Ecrit n° 7 : Confinement


Confinement. D’après le dictionnaire, confinement renvoie à se confiner qui signifie « s’obliger à rester dans un espace restreint ».

Confinement. Lorsque ce mot est devenu ma réalité ce fut étrange. Difficile à décrire. Même encore aujourd’hui, alors que j’en suis à 10 jours à l’heure où j’écris. Officiellement, c’est un peu moins. C’est plutôt 8. Mais je me suis confinée avant. Poussée par mes angoisses d’hypocondriaque, qui, pour une fois, s’avèrent utiles.

C’est une réalité étrange. Une réalité qui concerne une grosse partie du monde. Je dis « une grosse partie » parce qu’il y en a tout une autre partie qui est soit, non concernée, soit, elle n’a pas le privilège de ce confinement.
Moi je fais partie des privilégiés. Mais pas le grade premium non plus, parce que je vis en appartement, en ville, et que je n’ai ni jardin, ni résidence secondaire.

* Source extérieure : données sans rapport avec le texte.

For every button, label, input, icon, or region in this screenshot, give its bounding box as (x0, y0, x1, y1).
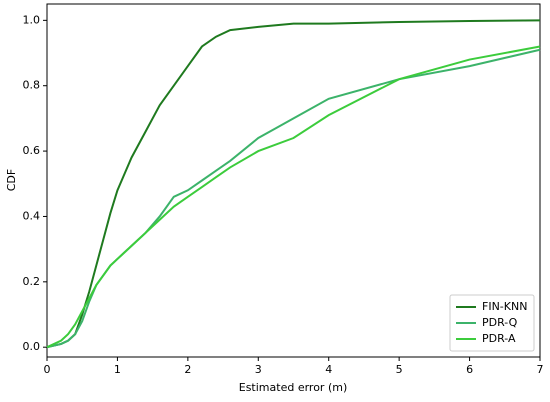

Depuis janvier, j’avais soigneusement évité d’être trop attentive à ce qu’il se passait en Chine. Je vous l’ai dit, j’ai des angoisses hypocondriaques. La menace d’une pandémie n’était pas souhaitable. Alors j’ai cessé de regarder ce qu’il se passait là-bas. J’ai aussi cessé de regarder ce qu’il se passait en Italie. De toute manière, je ne pouvais pas y faire grand chose. J’ai continué d’aller en cours, et de me laver les mains souvent, comme une hypocondriaque qui n’a pourtant jamais acheté de solution hydroalcoolique (une touche de résistance à mes tocs).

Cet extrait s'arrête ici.